The second transitional issue which I can indicate the Government policy on immediately is that I am proposing to bring forward the removal of the payment rules for people aged 65 and over to the 10th of May 2006. That is to Budget night or the night after Budget night. This would allow people over 65 and no longer working and people aged 75 to defer cashing their superannuation benefits and take advantage of the new tax regime and flexible draw down rules which were to apply from 1 July 2007. This will mean that people in that situation can continue from Budget night and will not have to have the disadvantage of taking changed decisions until the new arrangements take effect.

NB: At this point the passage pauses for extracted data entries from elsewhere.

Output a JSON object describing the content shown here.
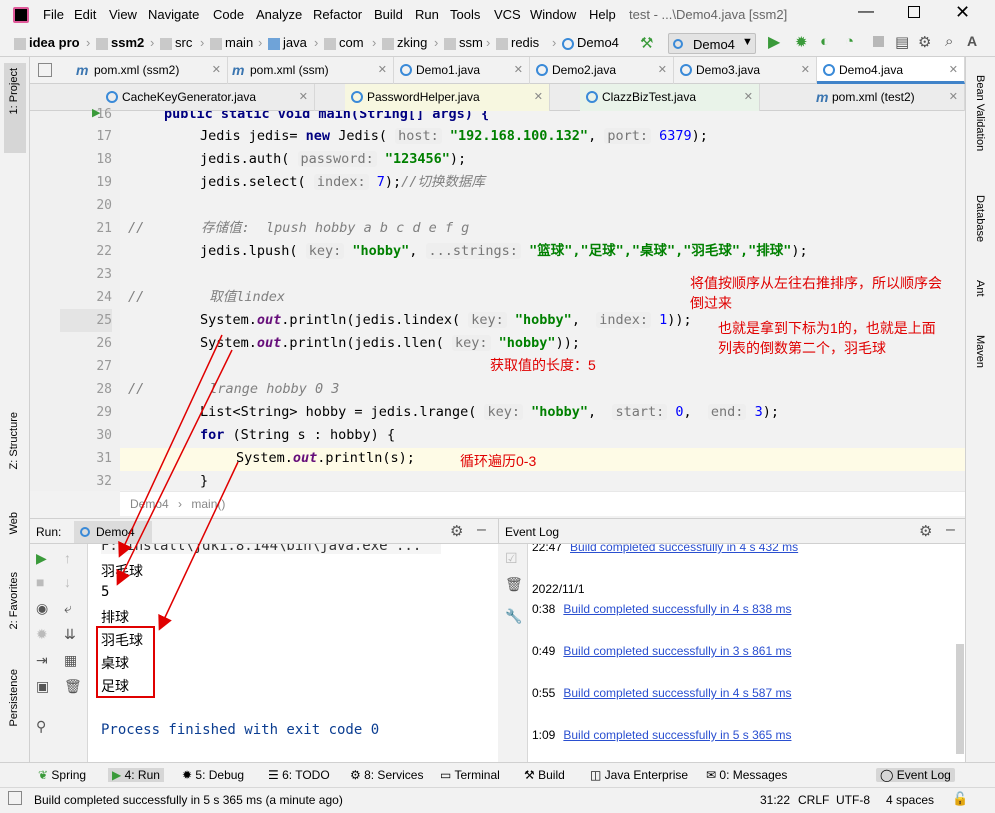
{
  "app": {
    "title": "test - ...\\Demo4.java [ssm2]",
    "menu": [
      "File",
      "Edit",
      "View",
      "Navigate",
      "Code",
      "Analyze",
      "Refactor",
      "Build",
      "Run",
      "Tools",
      "VCS",
      "Window",
      "Help"
    ]
  },
  "breadcrumb": [
    "idea pro",
    "ssm2",
    "src",
    "main",
    "java",
    "com",
    "zking",
    "ssm",
    "redis",
    "Demo4"
  ],
  "run_config": "Demo4",
  "tabs_row1": [
    {
      "label": "pom.xml (ssm2)"
    },
    {
      "label": "pom.xml (ssm)"
    },
    {
      "label": "Demo1.java"
    },
    {
      "label": "Demo2.java"
    },
    {
      "label": "Demo3.java"
    },
    {
      "label": "Demo4.java"
    }
  ],
  "tabs_row2": [
    {
      "label": "CacheKeyGenerator.java"
    },
    {
      "label": "PasswordHelper.java"
    },
    {
      "label": "ClazzBizTest.java"
    },
    {
      "label": "pom.xml (test2)"
    }
  ],
  "left_tools": [
    "1: Project",
    "Z: Structure",
    "Web",
    "2: Favorites",
    "Persistence"
  ],
  "right_tools": [
    "Bean Validation",
    "Database",
    "Ant",
    "Maven"
  ],
  "line_numbers": [
    "16",
    "17",
    "18",
    "19",
    "20",
    "21",
    "22",
    "23",
    "24",
    "25",
    "26",
    "27",
    "28",
    "29",
    "30",
    "31",
    "32"
  ],
  "code": {
    "l16": "public static void main(String[] args) {",
    "l17a": "Jedis jedis= ",
    "l17b": "new ",
    "l17c": "Jedis(",
    "l17h": "host:",
    "l17s": "\"192.168.100.132\"",
    "l17d": ",",
    "l17p": "port:",
    "l17n": "6379",
    "l17e": ");",
    "l18a": "jedis.auth(",
    "l18h": "password:",
    "l18s": "\"123456\"",
    "l18e": ");",
    "l19a": "jedis.select(",
    "l19h": "index:",
    "l19n": "7",
    "l19e": ");",
    "l19c": "//切换数据库",
    "l21a": "//",
    "l21c": "存储值:  lpush hobby a b c d e f g",
    "l22a": "jedis.lpush(",
    "l22h": "key:",
    "l22s": "\"hobby\"",
    "l22d": ",",
    "l22h2": "...strings:",
    "l22v": "\"篮球\",\"足球\",\"桌球\",\"羽毛球\",\"排球\"",
    "l22e": ");",
    "l24a": "//",
    "l24c": "取值lindex",
    "l25a": "System.",
    "l25f": "out",
    "l25b": ".println(jedis.lindex(",
    "l25h": "key:",
    "l25s": "\"hobby\"",
    "l25d": ",",
    "l25h2": "index:",
    "l25n": "1",
    "l25e": "));",
    "l26a": "System.",
    "l26f": "out",
    "l26b": ".println(jedis.llen(",
    "l26h": "key:",
    "l26s": "\"hobby\"",
    "l26e": "));",
    "l28a": "//",
    "l28c": "lrange hobby 0 3",
    "l29a": "List<String> hobby = jedis.lrange(",
    "l29h": "key:",
    "l29s": "\"hobby\"",
    "l29d": ",",
    "l29h2": "start:",
    "l29n": "0",
    "l29d2": ",",
    "l29h3": "end:",
    "l29n2": "3",
    "l29e": ");",
    "l30a": "for ",
    "l30b": "(String s : hobby) {",
    "l31a": "System.",
    "l31f": "out",
    "l31b": ".println(s);",
    "l32": "}"
  },
  "annotations": {
    "a1": "将值按顺序从左往右推排序，所以顺序会",
    "a1b": "倒过来",
    "a2": "也就是拿到下标为1的，也就是上面",
    "a2b": "列表的倒数第二个，羽毛球",
    "a3": "获取值的长度：5",
    "a4": "循环遍历0-3"
  },
  "editor_breadcrumb": [
    "Demo4",
    "main()"
  ],
  "run_panel": {
    "label": "Run:",
    "tab": "Demo4"
  },
  "console": [
    "F:\\install\\jdk1.8.144\\bin\\java.exe ...",
    "羽毛球",
    "5",
    "排球",
    "羽毛球",
    "桌球",
    "足球",
    "",
    "Process finished with exit code 0"
  ],
  "event_log": {
    "title": "Event Log",
    "entries": [
      {
        "time": "22:47",
        "msg": "Build completed successfully in 4 s 432 ms"
      },
      {
        "time": "2022/11/1",
        "msg": ""
      },
      {
        "time": "0:38",
        "msg": "Build completed successfully in 4 s 838 ms"
      },
      {
        "time": "0:49",
        "msg": "Build completed successfully in 3 s 861 ms"
      },
      {
        "time": "0:55",
        "msg": "Build completed successfully in 4 s 587 ms"
      },
      {
        "time": "1:09",
        "msg": "Build completed successfully in 5 s 365 ms"
      }
    ]
  },
  "bottom_tools": [
    "Spring",
    "4: Run",
    "5: Debug",
    "6: TODO",
    "8: Services",
    "Terminal",
    "Build",
    "Java Enterprise",
    "0: Messages",
    "Event Log"
  ],
  "status": {
    "message": "Build completed successfully in 5 s 365 ms (a minute ago)",
    "position": "31:22",
    "line_sep": "CRLF",
    "encoding": "UTF-8",
    "indent": "4 spaces"
  },
  "colors": {
    "accent": "#4083c9",
    "annotation": "#e00000",
    "string": "#008000",
    "keyword": "#000080"
  }
}
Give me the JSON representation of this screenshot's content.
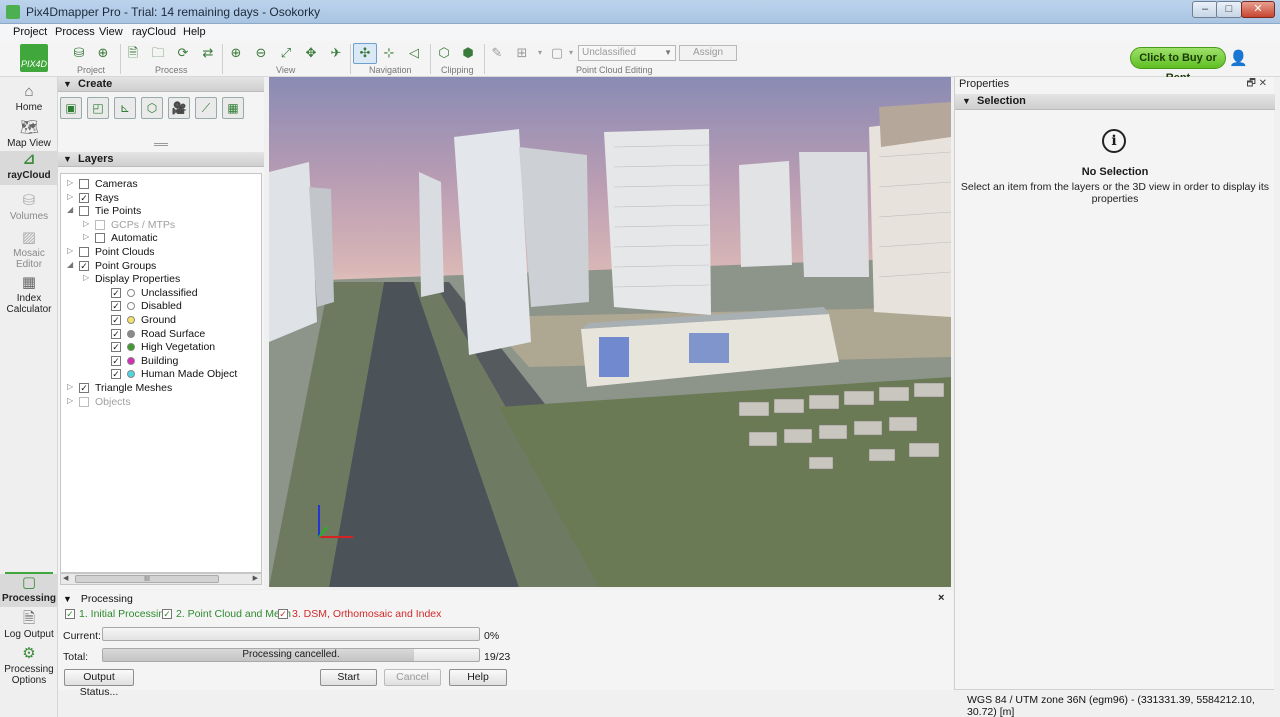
{
  "window": {
    "title": "Pix4Dmapper Pro - Trial: 14 remaining days - Osokorky",
    "minimize": "–",
    "maximize": "□",
    "close": "✕"
  },
  "menu": [
    "Project",
    "Process",
    "View",
    "rayCloud",
    "Help"
  ],
  "toolbar": {
    "logo_text": "PIX4D",
    "groups": {
      "project": "Project",
      "process": "Process",
      "view": "View",
      "navigation": "Navigation",
      "clipping": "Clipping",
      "point_cloud_editing": "Point Cloud Editing"
    },
    "class_select": {
      "value": "Unclassified"
    },
    "assign_label": "Assign",
    "buy_label": "Click to Buy or Rent"
  },
  "leftnav": {
    "items": [
      {
        "label": "Home",
        "icon": "home-icon"
      },
      {
        "label": "Map View",
        "icon": "map-icon"
      },
      {
        "label": "rayCloud",
        "icon": "raycloud-icon",
        "active": true
      },
      {
        "label": "Volumes",
        "icon": "volumes-icon"
      },
      {
        "label": "Mosaic Editor",
        "icon": "mosaic-icon"
      },
      {
        "label": "Index Calculator",
        "icon": "index-icon"
      }
    ],
    "bottom": [
      {
        "label": "Processing",
        "icon": "processing-icon",
        "active": true
      },
      {
        "label": "Log Output",
        "icon": "log-icon"
      },
      {
        "label": "Processing Options",
        "icon": "gear-icon"
      }
    ]
  },
  "create": {
    "header": "Create",
    "tools": [
      "▣",
      "◰",
      "⊾",
      "⬡",
      "🎥",
      "⟋",
      "▦"
    ]
  },
  "layers": {
    "header": "Layers",
    "tree": [
      {
        "label": "Cameras",
        "checked": false,
        "expander": "▷",
        "indent": 0
      },
      {
        "label": "Rays",
        "checked": true,
        "expander": "▷",
        "indent": 0
      },
      {
        "label": "Tie Points",
        "checked": false,
        "expander": "◢",
        "indent": 0
      },
      {
        "label": "GCPs / MTPs",
        "checked": false,
        "expander": "▷",
        "indent": 1,
        "disabled": true
      },
      {
        "label": "Automatic",
        "checked": false,
        "expander": "▷",
        "indent": 1
      },
      {
        "label": "Point Clouds",
        "checked": false,
        "expander": "▷",
        "indent": 0
      },
      {
        "label": "Point Groups",
        "checked": true,
        "expander": "◢",
        "indent": 0
      },
      {
        "label": "Display Properties",
        "expander": "▷",
        "indent": 1,
        "nocheck": true
      },
      {
        "label": "Unclassified",
        "checked": true,
        "indent": 2,
        "dot": "#ffffff"
      },
      {
        "label": "Disabled",
        "checked": true,
        "indent": 2,
        "dot": "#ffffff"
      },
      {
        "label": "Ground",
        "checked": true,
        "indent": 2,
        "dot": "#f3e26a"
      },
      {
        "label": "Road Surface",
        "checked": true,
        "indent": 2,
        "dot": "#8a8a8a"
      },
      {
        "label": "High Vegetation",
        "checked": true,
        "indent": 2,
        "dot": "#3f9a2c"
      },
      {
        "label": "Building",
        "checked": true,
        "indent": 2,
        "dot": "#d62ab8"
      },
      {
        "label": "Human Made Object",
        "checked": true,
        "indent": 2,
        "dot": "#4dd5e0"
      },
      {
        "label": "Triangle Meshes",
        "checked": true,
        "expander": "▷",
        "indent": 0
      },
      {
        "label": "Objects",
        "checked": false,
        "expander": "▷",
        "indent": 0,
        "disabled": true
      }
    ],
    "scroll_grip": "III"
  },
  "properties": {
    "title": "Properties",
    "window_controls": "🗗 ✕",
    "section": "Selection",
    "info_icon": "i",
    "no_selection_title": "No Selection",
    "no_selection_desc": "Select an item from the layers or the 3D view in order to display its properties"
  },
  "processing": {
    "header": "Processing",
    "close": "×",
    "steps": [
      {
        "label": "1. Initial Processing",
        "checked": true,
        "status": "done",
        "color": "#2e8b2e"
      },
      {
        "label": "2. Point Cloud and Mesh",
        "checked": true,
        "status": "done",
        "color": "#2e8b2e"
      },
      {
        "label": "3. DSM, Orthomosaic and Index",
        "checked": true,
        "status": "failed",
        "color": "#d22a2a"
      }
    ],
    "current": {
      "label": "Current:",
      "progress": 0,
      "value_text": "0%"
    },
    "total": {
      "label": "Total:",
      "progress": 0.826,
      "bar_text": "Processing cancelled.",
      "value_text": "19/23"
    },
    "buttons": {
      "output_status": "Output Status...",
      "start": "Start",
      "cancel": "Cancel",
      "help": "Help"
    }
  },
  "statusbar": {
    "text": "WGS 84 / UTM zone 36N (egm96) - (331331.39, 5584212.10, 30.72) [m]"
  }
}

I just want to make a few more brief comments tonight about the proposed changes to superannuation and financial services regulation. I see I have in the audience here tonight the Assistant Treasurer, Peter Dutton and I want to thank him for the contribution that he is making in relation to superannuation policy and consultation. I also see my colleague in the audience tonight, my Parliamentary Secretary, Chris Pearce. Many of you will know that Chris has been consulting on financial services regulation. In doing the consultation on financial services regulation I can assure you our aim is not more change for the sake of change. Our aim is to ensure that there is minimal change which reduces regulatory burden on business, to ensure that consumer receive the information that they require but to iron out and get rid of the over regulatory responses which has developed to some degree. Chris Pearce has been looking at ways to reduce complexity and improve efficiency and corporate and financial services regulation. I want to pay tribute to the work he has done, the changes that he has announced and to assure you that this Government is serious about reducing the compliance burden. Not in a way which would work to the detriment of an informed market but in a way which is consistent of ensuring consumers are informed and that our markets operate on a transparent basis.

Can I say in conclusion that this has become a very, very successful part of the Australian economy. Australia is good at financial services. What we want in our country is a well balanced economy, that has a strong resource sector, a strong high tech sector, strong manufacturing base and a state of the art financial services industry. I had the privilege over the weekend of being invited to address the G8 meeting in St Petersburg, partly because I am the chairman of the world Group of 20, which brings together the developing world and the developed economies of the world but also partly in recognition that the Australian story over the last ten years has been a success story, a success story in financial services, in corporate regulation, in macro economic management. People are hungry to learn of the Australian successes. Australian successes are partly due to regulatory improvement and sound management but also to the Australian business know-how and an accumen in driving product innovation, making sure that consumers’ savings are protected and ensuring that retirements are built in a way which income will give them security and peace of mind.

The announcements that I have made tonight, adding to the announcement on Budget night, of the greatest plan for superannuation reform we have seen in decades will I believe give a great deal of confidence to this industry and to Australians everywhere who are saving for their retirement, in a vehicle which will be recognised as a savings vehicle for the length of their working life and their retirement which can give them security and peace of mind. I wish you all the very best of success at this cocktail party and for the years which lie ahead, thank you very much.